My photographer and I first tried two traditional drinks – Sng Muay Pop ($3.90) and Fake Bird’s Nest ($1.90). While the latter seemed rather tasteless to us, the Sng Muay Pop was a party in my mouth. Sng muay is sour plum in Hokkien, but the drink is bound to appeal even to those who avoid sour tastes. The plums are coated with soft ice balls and served in Sprite. The ice balls were surprisingly chewy and the drink is a perfectly refreshing combination that repels the summer heat.
Joann then introduced to us three of the most popular dishes at Sinpopo. First was Kato Rice ($8.90), which was a savoury dish consisting of scissors cut rice, curry chicken, pork chop, cabbage with vermicelli and egg. My first question to her was this: What exactly is so special about scissors cut rice?
Joann replied that it was particularly soft, and she was right. The curry that accompanies the rice is milky and fragrant, giving the whole dish a smooth texture. The curry chicken was so soft that I had no difficulty pulling meat from its bone. The pork chop was crispy but not oily and gave the dish some bite.
The Ngoh Hiang ($7.90) was extra crunchy and juicy. While the rest of the elements in this dish were not particularly special, the sauce that goes with it was phenomenal. It looks like chilli sauce at first glance, but was actually sweet and sour, with a spicy kick as the aftertaste. I suggested to Joann that she should sell this sauce by the bottle, and went on to dip everything in it.
Similarly, the Sinpopo Nasi Lemak ($8.90) is served with the shop’s homemade chilli sauce. Huge, crispy pieces of anchovies, or ikan bilis – is mixed with the sauce, giving it a more holistic taste. This goes well with the creamy texture of the rice and the aromatic coconut scent that surrounds the dish.
Sinpopo also serves a wide array of local desserts, some of which have gone extinct for quite some time. The Gula Melaka Soft Jelly ($4.90) is a treat for the sweet-toothed (and no-toothed) due to its smoothness. The coconut paste that tops the dessert gives the dish a rich flavour that is thoroughly enjoyable.
I particularly liked the Ais Bor ($3.90) because Sinpopo has reinvented this simple, traditional treat to give it a full-bodied taste. This Ais Bor is not just dipped in colourful syrup, but is packed with atap chee, lychee pop, grass jelly and red bean on the inside. The peanuts sprinkled at the top made sure that the dish is not overwhelming sweet but has a savoury dimension.

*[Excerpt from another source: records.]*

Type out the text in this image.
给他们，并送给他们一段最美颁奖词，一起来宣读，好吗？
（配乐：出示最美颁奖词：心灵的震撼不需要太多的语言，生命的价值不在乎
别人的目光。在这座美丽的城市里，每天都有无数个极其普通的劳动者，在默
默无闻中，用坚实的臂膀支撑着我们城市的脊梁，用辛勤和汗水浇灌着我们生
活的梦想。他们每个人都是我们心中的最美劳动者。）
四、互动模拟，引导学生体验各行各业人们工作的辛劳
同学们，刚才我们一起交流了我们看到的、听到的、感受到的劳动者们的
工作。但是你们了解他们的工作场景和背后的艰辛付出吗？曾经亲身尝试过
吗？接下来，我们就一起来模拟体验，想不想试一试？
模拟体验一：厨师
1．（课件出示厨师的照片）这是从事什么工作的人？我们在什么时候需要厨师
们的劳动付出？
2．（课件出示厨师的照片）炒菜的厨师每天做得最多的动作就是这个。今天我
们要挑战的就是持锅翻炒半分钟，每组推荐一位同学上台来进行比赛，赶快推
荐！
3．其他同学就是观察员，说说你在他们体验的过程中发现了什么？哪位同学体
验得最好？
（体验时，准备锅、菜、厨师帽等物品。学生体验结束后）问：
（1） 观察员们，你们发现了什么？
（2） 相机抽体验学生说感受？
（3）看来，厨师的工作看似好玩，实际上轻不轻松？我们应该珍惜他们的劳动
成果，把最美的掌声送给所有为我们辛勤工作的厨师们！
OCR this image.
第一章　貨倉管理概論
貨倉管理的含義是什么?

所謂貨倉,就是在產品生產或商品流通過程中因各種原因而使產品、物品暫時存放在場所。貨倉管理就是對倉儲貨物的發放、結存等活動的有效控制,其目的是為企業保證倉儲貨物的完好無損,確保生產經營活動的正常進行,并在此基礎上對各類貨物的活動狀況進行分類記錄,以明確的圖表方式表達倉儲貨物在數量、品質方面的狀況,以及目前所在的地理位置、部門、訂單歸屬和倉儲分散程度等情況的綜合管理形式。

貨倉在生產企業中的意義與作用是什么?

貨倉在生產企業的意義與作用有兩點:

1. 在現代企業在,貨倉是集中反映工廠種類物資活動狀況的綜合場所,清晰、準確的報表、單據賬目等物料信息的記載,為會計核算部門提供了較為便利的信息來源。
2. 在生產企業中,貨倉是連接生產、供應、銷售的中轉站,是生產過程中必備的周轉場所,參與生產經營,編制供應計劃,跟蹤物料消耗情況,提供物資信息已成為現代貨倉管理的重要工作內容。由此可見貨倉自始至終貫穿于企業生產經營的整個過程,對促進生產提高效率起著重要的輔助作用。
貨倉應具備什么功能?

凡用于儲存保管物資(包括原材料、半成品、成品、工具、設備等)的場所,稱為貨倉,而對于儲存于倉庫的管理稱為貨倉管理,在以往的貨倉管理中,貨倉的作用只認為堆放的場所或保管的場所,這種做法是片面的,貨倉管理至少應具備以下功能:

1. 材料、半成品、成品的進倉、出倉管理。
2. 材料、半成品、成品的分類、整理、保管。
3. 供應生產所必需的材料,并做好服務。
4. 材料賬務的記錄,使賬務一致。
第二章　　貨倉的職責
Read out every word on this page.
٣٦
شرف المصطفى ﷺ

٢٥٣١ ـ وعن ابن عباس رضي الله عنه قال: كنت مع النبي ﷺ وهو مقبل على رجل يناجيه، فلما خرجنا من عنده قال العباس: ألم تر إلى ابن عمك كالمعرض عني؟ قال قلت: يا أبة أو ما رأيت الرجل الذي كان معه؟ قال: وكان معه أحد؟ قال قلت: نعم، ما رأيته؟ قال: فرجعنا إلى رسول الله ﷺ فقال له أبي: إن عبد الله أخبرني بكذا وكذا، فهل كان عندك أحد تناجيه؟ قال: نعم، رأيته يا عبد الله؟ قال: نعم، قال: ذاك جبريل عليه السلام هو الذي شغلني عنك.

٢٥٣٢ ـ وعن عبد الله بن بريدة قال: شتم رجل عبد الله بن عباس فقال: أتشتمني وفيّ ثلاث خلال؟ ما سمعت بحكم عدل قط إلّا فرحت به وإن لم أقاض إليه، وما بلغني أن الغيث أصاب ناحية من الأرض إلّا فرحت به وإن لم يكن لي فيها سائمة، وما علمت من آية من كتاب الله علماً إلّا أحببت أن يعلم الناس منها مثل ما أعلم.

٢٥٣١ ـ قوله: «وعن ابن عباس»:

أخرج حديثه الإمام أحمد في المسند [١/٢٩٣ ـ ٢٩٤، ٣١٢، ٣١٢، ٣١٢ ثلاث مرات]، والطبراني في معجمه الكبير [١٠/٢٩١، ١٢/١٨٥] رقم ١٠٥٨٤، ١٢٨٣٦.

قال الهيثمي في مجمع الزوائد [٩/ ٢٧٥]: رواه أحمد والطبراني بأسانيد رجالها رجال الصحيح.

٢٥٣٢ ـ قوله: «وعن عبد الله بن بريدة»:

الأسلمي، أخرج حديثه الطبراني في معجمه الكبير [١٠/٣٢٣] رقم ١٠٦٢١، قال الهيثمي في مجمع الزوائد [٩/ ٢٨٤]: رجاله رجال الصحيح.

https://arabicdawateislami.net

Joann recounted how a customer had brought his young children to the shop and introduced them to the dessert. He wanted to give them a taste of how he used to eat in the past, so he requested for the girls to eat out of a plastic bag instead of a bowl.
“The shop has actually become a place for families to bond,” she said.
Instead of simply functioning as a place to eat, Sinpopo has evolved into a social space. It not only allows people to communicate among themselves through reminiscing, but to also interact with a page from Singapore’s history book. After all, it is located at Joo Chiat, the one place that boasts Singapore’s best food stalls some 40 years ago. There is a certain meaning and integrity in rooting an eatery that celebrates traditional local cuisine there. With food this good and an immersive atmosphere like this, I believe Sinpopo is on its way to achieve what it was created for.